Yong-hwa memberikan sebuah nuansa menonton yang begitu menegangkan pula dengan sangat cepat kita sebagai penonton untuk terkoneksi langsung dengan karakternya. Terlebih karena kita pernah berada di posisi Ja-hong. Ini yang saya suka dari film ini, bagaimana Yong-hwa memvisualisasikan lewat balutan CGI sangat out ot mind. Ada sebuah keindahan tercipta, pula kenyataan yang terhenyak.
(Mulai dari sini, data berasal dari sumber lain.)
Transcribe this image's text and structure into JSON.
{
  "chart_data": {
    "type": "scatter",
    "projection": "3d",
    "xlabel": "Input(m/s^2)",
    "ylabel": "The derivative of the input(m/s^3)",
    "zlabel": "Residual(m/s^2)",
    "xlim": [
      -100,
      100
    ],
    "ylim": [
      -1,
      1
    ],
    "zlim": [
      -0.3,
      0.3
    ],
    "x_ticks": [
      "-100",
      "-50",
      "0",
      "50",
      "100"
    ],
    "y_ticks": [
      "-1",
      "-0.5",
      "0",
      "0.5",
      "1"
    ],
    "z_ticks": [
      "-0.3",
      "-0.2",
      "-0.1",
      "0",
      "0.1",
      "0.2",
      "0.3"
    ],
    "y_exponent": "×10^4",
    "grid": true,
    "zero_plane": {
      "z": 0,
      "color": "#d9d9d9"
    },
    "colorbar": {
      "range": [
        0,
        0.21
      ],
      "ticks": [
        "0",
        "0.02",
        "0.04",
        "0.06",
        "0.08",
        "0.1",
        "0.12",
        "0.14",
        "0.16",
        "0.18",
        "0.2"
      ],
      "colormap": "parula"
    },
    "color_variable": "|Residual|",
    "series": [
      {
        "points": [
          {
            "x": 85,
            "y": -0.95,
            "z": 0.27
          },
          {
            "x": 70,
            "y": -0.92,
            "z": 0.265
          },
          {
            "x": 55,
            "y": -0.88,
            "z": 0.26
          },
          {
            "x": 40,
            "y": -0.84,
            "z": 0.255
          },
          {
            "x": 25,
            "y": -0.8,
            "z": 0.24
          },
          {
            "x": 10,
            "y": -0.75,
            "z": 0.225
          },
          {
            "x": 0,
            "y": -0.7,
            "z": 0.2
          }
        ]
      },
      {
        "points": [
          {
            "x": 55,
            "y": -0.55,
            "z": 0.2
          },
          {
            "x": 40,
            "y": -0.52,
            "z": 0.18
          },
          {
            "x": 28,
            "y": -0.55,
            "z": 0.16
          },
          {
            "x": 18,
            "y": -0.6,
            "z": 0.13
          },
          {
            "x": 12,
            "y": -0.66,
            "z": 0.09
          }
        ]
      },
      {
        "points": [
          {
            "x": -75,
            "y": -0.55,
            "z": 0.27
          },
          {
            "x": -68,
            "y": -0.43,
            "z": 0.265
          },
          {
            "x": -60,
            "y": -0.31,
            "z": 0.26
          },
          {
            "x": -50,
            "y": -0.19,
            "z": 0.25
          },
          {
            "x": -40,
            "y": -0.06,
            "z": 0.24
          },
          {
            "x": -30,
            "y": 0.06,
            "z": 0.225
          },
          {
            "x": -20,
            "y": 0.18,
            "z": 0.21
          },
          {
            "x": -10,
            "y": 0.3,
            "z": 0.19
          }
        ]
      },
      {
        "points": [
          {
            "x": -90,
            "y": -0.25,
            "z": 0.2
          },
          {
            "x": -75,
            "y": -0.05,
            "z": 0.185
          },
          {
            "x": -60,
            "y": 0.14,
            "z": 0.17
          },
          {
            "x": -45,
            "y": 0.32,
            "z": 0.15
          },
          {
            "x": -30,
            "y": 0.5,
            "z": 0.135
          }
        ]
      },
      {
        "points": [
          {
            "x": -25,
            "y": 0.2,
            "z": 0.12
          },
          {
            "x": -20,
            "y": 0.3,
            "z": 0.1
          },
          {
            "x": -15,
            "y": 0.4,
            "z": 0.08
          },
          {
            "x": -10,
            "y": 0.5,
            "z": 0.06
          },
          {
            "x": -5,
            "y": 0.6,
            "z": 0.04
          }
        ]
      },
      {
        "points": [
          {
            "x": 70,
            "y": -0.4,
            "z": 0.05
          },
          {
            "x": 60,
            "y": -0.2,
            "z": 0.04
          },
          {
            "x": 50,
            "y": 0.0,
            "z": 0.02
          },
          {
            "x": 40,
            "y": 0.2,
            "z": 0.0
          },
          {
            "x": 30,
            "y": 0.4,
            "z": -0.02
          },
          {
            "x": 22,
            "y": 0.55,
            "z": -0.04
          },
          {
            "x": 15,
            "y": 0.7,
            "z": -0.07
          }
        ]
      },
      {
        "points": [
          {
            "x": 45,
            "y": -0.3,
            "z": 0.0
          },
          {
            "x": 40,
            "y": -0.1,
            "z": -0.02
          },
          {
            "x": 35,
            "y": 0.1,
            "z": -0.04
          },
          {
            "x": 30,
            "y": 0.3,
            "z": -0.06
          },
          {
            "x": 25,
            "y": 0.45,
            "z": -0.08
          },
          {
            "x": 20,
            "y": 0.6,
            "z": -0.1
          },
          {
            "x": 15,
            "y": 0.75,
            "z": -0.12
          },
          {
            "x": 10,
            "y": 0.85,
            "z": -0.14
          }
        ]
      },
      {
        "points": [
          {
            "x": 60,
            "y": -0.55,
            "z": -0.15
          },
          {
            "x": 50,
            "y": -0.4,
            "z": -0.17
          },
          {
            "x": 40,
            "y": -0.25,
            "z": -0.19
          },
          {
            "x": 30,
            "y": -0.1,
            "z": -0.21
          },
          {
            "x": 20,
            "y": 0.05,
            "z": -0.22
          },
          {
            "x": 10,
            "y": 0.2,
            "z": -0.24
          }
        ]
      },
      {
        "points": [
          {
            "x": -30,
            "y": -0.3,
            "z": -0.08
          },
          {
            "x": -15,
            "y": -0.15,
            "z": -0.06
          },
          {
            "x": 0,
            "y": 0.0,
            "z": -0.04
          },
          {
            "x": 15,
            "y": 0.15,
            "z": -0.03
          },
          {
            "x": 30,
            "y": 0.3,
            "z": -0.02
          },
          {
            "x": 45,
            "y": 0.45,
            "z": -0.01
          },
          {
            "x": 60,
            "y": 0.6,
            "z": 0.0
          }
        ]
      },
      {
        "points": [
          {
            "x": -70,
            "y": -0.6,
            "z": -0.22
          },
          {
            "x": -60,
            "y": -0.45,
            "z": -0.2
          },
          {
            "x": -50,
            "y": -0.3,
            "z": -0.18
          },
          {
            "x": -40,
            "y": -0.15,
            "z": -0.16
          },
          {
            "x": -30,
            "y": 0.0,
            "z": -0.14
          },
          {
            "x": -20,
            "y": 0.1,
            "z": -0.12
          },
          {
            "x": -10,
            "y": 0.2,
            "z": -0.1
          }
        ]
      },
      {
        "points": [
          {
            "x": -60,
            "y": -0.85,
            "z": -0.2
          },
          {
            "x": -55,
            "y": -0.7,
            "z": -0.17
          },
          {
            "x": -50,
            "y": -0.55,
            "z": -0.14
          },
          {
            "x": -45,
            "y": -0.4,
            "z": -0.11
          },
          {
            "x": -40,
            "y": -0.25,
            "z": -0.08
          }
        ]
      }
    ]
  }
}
Ya, dengan demikian saya yakin para penonton bakalan dealing dengan cerita, memberikan sebuah harapan terhadapa Ja-hong sembari merenung. Kala menontonnya pun hati saya terkoyak, memori melontarkan saya pada sebuah kesalahan yang serupa pernah saya lakukan di dunia nyata. Itu berarti, film dengan lancar menghantarkan emosi ditengah sebuah urgensi yang coba diutarakan filmnya.
Apa yang dicapai oleh Yong-hwa sudah berada pada sebuah batas yang turut menghantarkan rasa didalamnya, terlebih kala memasuki konklusi. Konklusi yang dirangkai oleh Yong-hwa bukan hanya menusuk, tapi memberikan sebuah gambaran yang pasti. Kala hati terhenyak dan terkoyak, saya pun tak sanggup mengutarakan kata lain selain berdiam diri, merenungi apa yang telah saya perbuat. Akankah saya seperti Ja-hong? Pertanyaan itu terus membayangi pikiran saya seusai menontonnya yang mana berarti yang disampaikan oleh Yong-hwa terlaksana. One of the best movie who ever made.